Undaunted, Justice Alito responded with a sarcastic and offensive counterexample in which a Black Santa is confronted with a child “dressed up in a Ku Klux Klan outfit.” Other conservative justices were less flamboyant in their rhetoric, but they left little doubt where their sympathies lie. By the time the argument ended, the only real question was how big a hole the Court would punch in antidiscrimination law.

Why will the Supreme Court of the United States likely uphold a claim that a chatbot regarded (at least initially) as inconsistent with human dignity? One might think that the programmers’ ideology explains the difference. Yet chatGPT strikes us as less ideological than the justices, not more. Consider some of the questions it was perfectly happy to answer on the first attempt. At our request, chatGPT immediately generated arguments for the conservative positions on race-based affirmative action, abortion, gun control, and the death penalty. The chatbot does not shy away from controversial questions, nor is it reflexively liberal.

Oliver Wendell Holmes Jr. famously wrote that “the life of the law has not been logic: it has been experience.” By that Holmes meant that logic alone does not explain the development of the law through precedents building on one another over time. That process also includes value judgments. But neither Holmes nor any other serious student of the law ever doubted that logic is important in legal reasoning. That is why it is possible to program a computer to produce a credible-sounding judicial opinion that proceeds step by step from shared premises to a plausible conclusion.
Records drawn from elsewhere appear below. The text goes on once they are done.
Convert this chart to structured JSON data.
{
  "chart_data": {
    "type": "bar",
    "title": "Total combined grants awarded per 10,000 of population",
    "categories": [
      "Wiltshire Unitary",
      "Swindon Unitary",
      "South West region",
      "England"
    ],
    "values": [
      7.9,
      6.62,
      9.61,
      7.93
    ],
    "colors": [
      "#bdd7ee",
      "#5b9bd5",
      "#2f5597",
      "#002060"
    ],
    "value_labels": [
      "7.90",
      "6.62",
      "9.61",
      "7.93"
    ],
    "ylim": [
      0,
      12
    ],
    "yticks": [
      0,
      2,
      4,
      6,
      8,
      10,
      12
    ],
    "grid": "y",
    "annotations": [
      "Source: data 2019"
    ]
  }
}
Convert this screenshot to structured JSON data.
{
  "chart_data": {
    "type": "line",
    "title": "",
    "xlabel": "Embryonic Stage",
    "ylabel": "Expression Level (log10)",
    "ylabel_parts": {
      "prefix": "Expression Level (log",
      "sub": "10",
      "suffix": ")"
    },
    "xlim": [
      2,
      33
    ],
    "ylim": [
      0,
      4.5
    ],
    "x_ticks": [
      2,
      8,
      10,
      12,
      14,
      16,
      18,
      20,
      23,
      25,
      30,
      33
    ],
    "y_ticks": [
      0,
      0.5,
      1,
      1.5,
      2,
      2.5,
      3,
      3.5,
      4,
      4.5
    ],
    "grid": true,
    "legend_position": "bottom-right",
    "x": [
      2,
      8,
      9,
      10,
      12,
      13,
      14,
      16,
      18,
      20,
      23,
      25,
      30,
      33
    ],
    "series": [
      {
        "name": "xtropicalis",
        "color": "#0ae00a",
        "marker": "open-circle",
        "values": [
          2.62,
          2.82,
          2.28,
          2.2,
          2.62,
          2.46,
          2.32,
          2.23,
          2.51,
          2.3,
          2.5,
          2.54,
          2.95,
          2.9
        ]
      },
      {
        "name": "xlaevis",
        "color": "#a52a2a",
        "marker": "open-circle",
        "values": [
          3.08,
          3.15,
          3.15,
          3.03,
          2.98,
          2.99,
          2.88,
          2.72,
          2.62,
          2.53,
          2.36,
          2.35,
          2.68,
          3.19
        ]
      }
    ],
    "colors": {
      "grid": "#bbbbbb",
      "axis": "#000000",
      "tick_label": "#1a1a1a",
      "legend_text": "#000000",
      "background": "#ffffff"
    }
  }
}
Apparently what tripped up chatGPT when asked to write an opinion siding with the Web designer in the 303 Creative case was how far it would have to travel from widely accepted legal precedents and moral principles in order to reach the result favored by the conservative supermajority based on their hard-right ideological commitments.
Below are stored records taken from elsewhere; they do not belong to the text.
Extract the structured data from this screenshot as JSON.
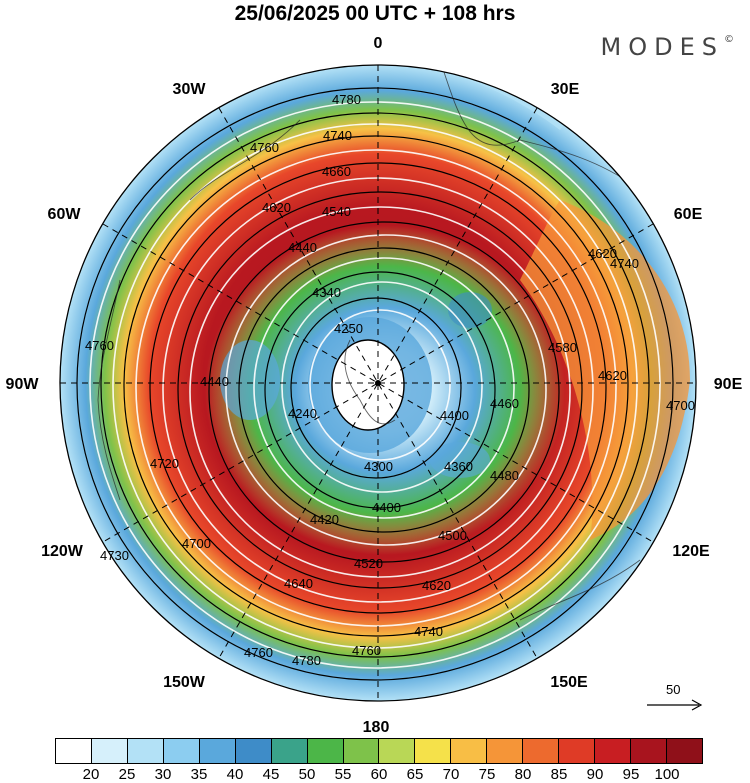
{
  "title": "25/06/2025  00 UTC  + 108 hrs",
  "brand": "MODES",
  "brand_mark": "©",
  "longitudes": [
    "0",
    "30E",
    "60E",
    "90E",
    "120E",
    "150E",
    "180",
    "150W",
    "120W",
    "90W",
    "60W",
    "30W"
  ],
  "height_contours": [
    "4780",
    "4760",
    "4740",
    "4660",
    "4620",
    "4540",
    "4440",
    "4340",
    "4250",
    "4300",
    "4360",
    "4400",
    "4420",
    "4500",
    "4520",
    "4620",
    "4640",
    "4700",
    "4720",
    "4730",
    "4580",
    "4460",
    "4480",
    "4240",
    "4320",
    "4680",
    "4560"
  ],
  "scale": {
    "value": "50",
    "icon": "arrow-right-icon"
  },
  "colorbar": {
    "colors": [
      "#ffffff",
      "#d6f0fb",
      "#b3e1f6",
      "#8ccdf0",
      "#5aa8dc",
      "#3e8cc8",
      "#3aa38a",
      "#4cb648",
      "#7ec24a",
      "#b9d756",
      "#f5e14a",
      "#f8be45",
      "#f59538",
      "#ed6a2e",
      "#df3b26",
      "#c81e22",
      "#a8141e",
      "#8f1019"
    ],
    "ticks": [
      "20",
      "25",
      "30",
      "35",
      "40",
      "45",
      "50",
      "55",
      "60",
      "65",
      "70",
      "75",
      "80",
      "85",
      "90",
      "95",
      "100"
    ]
  }
}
In the weeks since chatGPT was released, users have marveled at its sophistication while also worrying about AI’s potential to disrupt education, employment, and all social interactions. Those fears should not be dismissed. Yet they are hardly the most urgent concerns we face. The dystopian future of killer robots envisioned in The Matrix, The Terminator, and Battlestar Galactica may never arrive. Thanks to our reactionary Supreme Court, the dystopia in which the Constitution does not protect the right of women to control their own bodies but does protect constitutional rights to carry a handgun in a crowded city and discriminate against same-sex couples is already here.